4 “cardinal” might be a stretch here. A better phrase is probably “random list of rules I came up with on the spot”.

2 Responses

  1. I’d like to add to your list of rules for error handling, Eric. This is an extension of your rule 1:

    1a. Never hide the source of an error.

    Too often, I see Java applications which go something like this:

    try {
    // do something which throws an exception

    catch (RuntimeException ux) {
    throw new ExceptionHiddenException(“Something bad happened”);

    Solving a problem when all you know is that a problem occurred, but not where, is a nightmare, and not something that should be inflicted on even outsourced maintainers ;).

  2. Eric, I like what you’ve written here. And for those reading along, I’ve been lucky enough to review the aforementioned design document several times. I’m very excited about the step forward it represents.

    While I’m mostly in agreement, I suggest that the directive about not utilizing strerror() may muddy the waters for programmers learning to do UNIX development. Maybe this is me being an old fart, set in my ways. I’m willing to be convinced 🙂

    There is a lot of code in the world like this:

    printf(stderr, “open failed”);

    A slightly improved version is:

    fprintf(stderr, “open %s failed”, filename);

    The problem here is that the programmer is simply throwing valuable information (the datum represented in the errno) away. There is also a lot of code in the world like this:

    fprintf(stderr, “open %s failed with errno=%d”, filename, errno);

    This is even worse because it yields program behavior which appears to the user to be the work of psychotic nerds.

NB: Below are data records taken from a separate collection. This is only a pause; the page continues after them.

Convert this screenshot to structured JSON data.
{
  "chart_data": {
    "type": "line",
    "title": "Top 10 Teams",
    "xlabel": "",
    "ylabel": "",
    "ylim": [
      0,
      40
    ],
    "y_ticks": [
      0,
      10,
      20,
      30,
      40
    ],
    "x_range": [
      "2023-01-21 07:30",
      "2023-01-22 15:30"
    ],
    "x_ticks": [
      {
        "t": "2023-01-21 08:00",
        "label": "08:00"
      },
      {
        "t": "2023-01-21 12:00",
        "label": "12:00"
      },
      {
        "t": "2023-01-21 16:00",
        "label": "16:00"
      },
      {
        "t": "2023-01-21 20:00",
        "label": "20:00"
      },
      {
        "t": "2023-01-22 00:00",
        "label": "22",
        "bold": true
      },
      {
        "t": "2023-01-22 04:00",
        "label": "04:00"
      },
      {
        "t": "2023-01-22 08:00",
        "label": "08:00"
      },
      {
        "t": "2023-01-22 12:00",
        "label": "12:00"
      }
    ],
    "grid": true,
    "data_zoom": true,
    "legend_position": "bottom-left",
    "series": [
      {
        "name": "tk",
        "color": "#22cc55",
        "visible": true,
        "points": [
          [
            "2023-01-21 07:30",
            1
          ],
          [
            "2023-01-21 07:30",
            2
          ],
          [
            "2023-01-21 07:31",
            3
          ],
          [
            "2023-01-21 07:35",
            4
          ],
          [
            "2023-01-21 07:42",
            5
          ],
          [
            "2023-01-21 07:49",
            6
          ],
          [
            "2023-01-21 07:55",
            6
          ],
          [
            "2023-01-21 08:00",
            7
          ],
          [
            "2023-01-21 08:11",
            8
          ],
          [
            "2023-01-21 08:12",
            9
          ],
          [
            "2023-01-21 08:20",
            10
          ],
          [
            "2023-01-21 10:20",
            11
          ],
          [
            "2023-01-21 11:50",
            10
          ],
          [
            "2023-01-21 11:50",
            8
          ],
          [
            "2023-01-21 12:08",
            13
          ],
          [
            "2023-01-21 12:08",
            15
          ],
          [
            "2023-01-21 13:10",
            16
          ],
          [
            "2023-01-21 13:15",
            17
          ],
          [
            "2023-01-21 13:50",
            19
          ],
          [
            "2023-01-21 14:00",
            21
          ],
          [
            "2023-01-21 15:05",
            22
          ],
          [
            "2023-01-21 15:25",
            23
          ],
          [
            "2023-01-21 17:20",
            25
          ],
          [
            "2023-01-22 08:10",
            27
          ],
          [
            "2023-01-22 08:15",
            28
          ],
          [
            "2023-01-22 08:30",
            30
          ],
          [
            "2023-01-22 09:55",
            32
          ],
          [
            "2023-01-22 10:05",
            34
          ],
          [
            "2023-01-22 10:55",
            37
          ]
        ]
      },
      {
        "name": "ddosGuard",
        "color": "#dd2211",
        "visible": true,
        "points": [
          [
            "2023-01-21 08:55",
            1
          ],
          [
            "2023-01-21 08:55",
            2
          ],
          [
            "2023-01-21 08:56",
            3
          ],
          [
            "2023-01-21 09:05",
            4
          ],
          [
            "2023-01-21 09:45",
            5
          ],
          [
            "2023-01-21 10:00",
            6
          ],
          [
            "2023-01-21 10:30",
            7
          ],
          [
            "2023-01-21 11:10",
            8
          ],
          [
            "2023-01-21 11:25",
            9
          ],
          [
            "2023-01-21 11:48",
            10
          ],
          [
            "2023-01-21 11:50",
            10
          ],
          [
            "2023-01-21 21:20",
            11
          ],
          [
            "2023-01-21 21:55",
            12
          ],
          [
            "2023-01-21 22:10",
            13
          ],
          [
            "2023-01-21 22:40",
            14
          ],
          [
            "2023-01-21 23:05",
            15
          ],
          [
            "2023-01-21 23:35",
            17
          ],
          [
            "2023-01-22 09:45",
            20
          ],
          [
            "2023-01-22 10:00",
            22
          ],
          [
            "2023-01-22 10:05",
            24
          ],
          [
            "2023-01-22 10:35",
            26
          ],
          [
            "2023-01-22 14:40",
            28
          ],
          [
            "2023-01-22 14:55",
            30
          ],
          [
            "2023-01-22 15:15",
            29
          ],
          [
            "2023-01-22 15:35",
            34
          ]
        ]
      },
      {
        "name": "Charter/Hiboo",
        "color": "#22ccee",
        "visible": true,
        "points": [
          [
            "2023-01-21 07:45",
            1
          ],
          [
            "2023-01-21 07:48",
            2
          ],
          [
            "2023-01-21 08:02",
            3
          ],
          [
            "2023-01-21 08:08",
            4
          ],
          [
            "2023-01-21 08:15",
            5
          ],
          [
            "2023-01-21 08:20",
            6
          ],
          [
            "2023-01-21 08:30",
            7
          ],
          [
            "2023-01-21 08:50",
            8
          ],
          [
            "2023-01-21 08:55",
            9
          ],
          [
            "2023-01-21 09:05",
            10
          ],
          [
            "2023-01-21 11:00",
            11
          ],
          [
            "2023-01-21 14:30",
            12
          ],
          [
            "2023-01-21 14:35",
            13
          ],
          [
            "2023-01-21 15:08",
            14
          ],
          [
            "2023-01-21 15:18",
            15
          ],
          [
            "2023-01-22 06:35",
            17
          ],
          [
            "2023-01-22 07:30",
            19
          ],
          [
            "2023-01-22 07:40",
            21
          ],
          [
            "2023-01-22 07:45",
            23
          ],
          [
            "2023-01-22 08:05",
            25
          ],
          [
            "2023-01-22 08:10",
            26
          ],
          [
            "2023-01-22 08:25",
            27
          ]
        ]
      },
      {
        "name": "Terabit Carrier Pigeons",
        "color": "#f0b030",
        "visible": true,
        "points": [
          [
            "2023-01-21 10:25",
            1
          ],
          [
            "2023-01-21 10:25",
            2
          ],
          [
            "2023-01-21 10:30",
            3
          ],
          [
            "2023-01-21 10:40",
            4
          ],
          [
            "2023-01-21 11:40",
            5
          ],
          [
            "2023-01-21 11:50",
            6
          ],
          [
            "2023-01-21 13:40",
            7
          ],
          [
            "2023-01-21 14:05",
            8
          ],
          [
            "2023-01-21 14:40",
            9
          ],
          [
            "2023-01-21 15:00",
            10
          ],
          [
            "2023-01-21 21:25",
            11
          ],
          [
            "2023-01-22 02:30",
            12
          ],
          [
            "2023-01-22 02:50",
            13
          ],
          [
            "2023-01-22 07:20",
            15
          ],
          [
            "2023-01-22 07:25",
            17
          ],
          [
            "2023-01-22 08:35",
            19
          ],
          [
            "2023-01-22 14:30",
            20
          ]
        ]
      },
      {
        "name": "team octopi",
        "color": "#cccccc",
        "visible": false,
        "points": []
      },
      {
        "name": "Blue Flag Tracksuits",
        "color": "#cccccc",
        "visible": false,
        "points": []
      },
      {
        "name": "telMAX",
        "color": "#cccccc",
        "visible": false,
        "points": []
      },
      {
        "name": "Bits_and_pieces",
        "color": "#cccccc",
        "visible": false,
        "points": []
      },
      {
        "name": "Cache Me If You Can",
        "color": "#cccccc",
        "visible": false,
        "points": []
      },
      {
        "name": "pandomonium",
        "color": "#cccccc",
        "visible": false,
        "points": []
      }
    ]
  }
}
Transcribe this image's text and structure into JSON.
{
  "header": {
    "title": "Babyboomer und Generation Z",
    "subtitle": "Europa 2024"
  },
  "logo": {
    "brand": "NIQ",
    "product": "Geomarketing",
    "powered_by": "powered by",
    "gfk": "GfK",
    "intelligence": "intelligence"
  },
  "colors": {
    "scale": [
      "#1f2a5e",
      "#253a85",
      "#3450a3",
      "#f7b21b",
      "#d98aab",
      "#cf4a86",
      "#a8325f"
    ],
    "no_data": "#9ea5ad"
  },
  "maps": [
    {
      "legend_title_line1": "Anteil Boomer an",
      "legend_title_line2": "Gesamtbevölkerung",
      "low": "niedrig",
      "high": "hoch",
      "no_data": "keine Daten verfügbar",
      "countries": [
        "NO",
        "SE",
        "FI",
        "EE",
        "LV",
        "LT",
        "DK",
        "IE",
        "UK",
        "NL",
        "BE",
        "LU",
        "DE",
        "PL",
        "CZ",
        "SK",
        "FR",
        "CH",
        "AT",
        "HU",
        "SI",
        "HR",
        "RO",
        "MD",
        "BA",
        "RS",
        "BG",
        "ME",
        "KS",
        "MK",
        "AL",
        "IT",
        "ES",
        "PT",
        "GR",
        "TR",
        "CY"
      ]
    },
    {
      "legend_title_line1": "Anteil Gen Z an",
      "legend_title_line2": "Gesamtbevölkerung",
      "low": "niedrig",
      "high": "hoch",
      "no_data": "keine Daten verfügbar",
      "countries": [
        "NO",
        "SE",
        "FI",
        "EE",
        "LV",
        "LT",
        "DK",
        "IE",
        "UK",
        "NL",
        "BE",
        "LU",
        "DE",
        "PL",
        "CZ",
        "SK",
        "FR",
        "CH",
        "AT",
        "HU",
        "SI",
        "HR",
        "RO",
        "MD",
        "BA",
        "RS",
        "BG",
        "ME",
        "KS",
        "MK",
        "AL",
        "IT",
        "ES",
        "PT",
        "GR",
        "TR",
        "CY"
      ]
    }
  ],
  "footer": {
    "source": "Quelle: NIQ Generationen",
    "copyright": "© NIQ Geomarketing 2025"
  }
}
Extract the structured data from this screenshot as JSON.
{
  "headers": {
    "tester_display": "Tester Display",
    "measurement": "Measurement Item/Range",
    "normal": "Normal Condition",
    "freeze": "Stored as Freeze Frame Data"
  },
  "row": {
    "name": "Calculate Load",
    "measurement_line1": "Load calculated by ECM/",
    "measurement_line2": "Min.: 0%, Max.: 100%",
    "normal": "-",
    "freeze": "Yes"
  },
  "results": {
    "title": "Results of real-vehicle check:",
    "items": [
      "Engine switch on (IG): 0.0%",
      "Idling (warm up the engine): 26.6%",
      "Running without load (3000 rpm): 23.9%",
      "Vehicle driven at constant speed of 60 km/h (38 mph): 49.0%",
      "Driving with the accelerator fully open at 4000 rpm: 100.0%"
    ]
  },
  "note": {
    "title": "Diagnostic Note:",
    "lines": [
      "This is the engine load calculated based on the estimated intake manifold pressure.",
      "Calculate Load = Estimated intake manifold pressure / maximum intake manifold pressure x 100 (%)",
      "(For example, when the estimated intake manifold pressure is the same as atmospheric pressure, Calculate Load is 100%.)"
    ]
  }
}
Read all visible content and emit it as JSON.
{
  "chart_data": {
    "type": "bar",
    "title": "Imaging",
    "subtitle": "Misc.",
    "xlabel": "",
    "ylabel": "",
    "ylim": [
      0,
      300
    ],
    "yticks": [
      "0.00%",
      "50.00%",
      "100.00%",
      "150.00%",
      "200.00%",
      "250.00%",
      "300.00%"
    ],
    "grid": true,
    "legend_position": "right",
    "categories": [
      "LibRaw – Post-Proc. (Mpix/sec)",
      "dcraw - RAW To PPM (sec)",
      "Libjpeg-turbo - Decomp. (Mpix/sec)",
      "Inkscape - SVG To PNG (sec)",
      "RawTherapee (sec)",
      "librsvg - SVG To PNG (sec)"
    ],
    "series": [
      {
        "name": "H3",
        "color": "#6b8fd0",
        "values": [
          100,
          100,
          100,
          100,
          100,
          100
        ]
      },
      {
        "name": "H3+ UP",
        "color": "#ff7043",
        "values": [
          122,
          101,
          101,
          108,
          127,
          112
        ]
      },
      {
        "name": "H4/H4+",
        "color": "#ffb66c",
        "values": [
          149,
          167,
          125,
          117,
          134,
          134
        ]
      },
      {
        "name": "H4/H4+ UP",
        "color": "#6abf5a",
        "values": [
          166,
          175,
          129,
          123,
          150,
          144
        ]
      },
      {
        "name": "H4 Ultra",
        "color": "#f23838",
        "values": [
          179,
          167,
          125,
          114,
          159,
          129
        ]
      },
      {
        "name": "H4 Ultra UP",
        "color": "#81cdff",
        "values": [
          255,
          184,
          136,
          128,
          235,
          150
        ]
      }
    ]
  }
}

At a minimum, strerror() can sometimes point one in the right direction; messages such as ‘No such file or directory’ or ‘Permission Denied’ still seem valuable to me. This points up an inherent flaw in the way we use errno: some errno’s represent programmer errors (EINVAL, usually, and always EFAULT), some represent user error or programmer error (EACCES, EROFS), and some represent transient or permanent system problems (ENOSPC, EAGAIN). It’s also the case that system calls can sometimes return errno values which are wholly unexpected. Having that strerror message as a part of a larger error message could speed the time to resolution for a service person. In your example:

    # zfs create -c pool/foo pool/bar
    zfs: Can’t create pool/bar: Invalid argument

    I’d like to see:

    # zfs create -c pool/foo pool/bar
    zfs: Unexpected error creating pool/bar: Invalid argument

    This accomplishes two things: we preserved that scrap of data from errno, and we indicated to the administrator that the subsystem was not designed to cope with this error. The path to resolution is, by necessity: call service personnel.

    Not to be crass or condescending– but I’d rather the average programmer use strerror/perror than trying to roll their own complex, unique, and probably broken error subsystem. Of course, you’re not an average programmer, and ZFS is not the average subsystem.

    All of that aside, do you think we could begin to encode some of the practices you’re developing into a library of some sort?